Despite the application of high doses (78-82 Gy) in the IMRT group, GI toxicity was lower in that group than in the group treated by 3D-CRT with prescribed doses of 70 to 74 Gy. Both RT methods showed specific rectal dose-volume distribution curves. The total AUC values for IMRT were significantly lower than those for 3D-CRT. Furthermore, IMRT significantly decreased the rectal volume receiving low to intermediate radiation doses in comparison with 3D-CRT; specific cutoff limits predictable for the level of GI toxicity are presented and defined in our work.
Total area under the dose-volume profiles and specific cutoff points in low and intermediate dose levels have significant predictive potential toward the RT GI toxicity. In treatment planning, it seems that it is valuable to take into consideration the entire dose-volume primary distribution.
本研究旨在分析三维适形放疗(3D-CRT)和调强放疗(IMRT)治疗前列腺癌的剂量-体积曲线,并确定导致胃肠道(GI)毒性的剂量-体积曲线特征。
1997 年至 2007 年期间,对 483 例 T1-3N0(pN0)M0 期前列腺癌患者进行了根治性放疗。为分析将患者分为 3D-CRT 组(n=305 例)和 IMRT 组(n=178 例)。在整个 483 例患者队列中,中位随访时间达到 4.4 年(范围,2.0-11.7 年)。估计了接受特定剂量照射的直肠的累积绝对和相对体积(剂量-体积曲线下面积,AUC)。然后,使用接收者操作特征分析寻找具有潜在区分增强或升级毒性的最佳剂量和体积截止点。

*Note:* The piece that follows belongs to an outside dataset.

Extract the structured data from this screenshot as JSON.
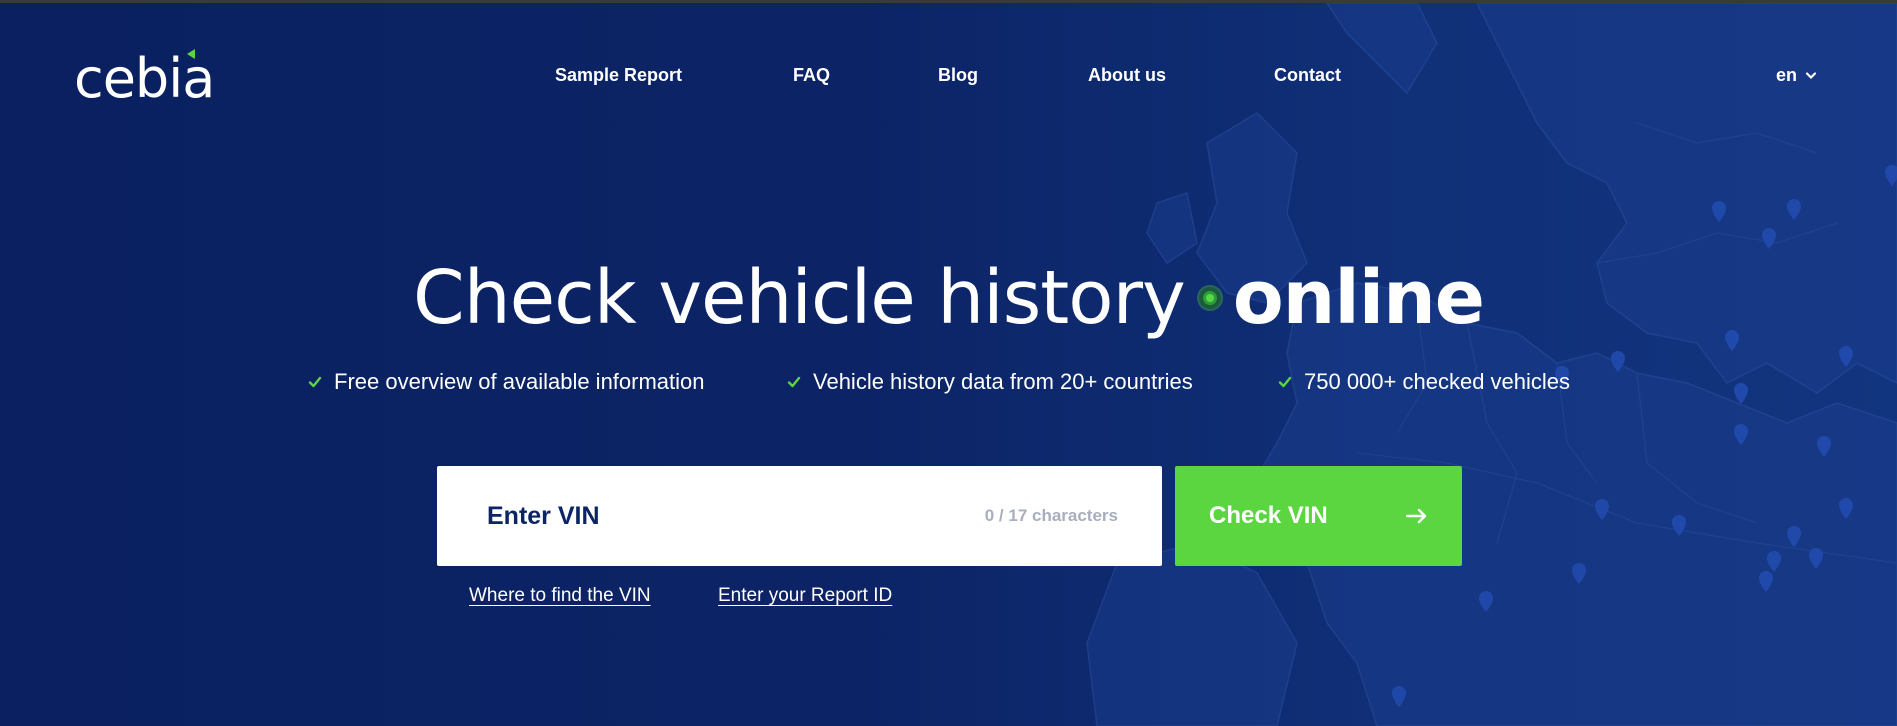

尽管 IMRT 组应用了高剂量(78-82 Gy),但 GI 毒性仍低于 3D-CRT 组(70-74 Gy 处方剂量)。两种放疗方法均显示出特定的直肠剂量-体积分布曲线。IMRT 的总 AUC 值明显低于 3D-CRT。此外,与 3D-CRT 相比,IMRT 显著降低了直肠接受低至中等辐射剂量的体积;本文提出并定义了可预测 GI 毒性水平的特定截止限制。
剂量-体积曲线的总 AUC 值和低、中剂量水平的特定截止点对放疗 GI 毒性具有显著的预测潜力。在治疗计划中,考虑整个剂量-体积初始分布似乎是有价值的。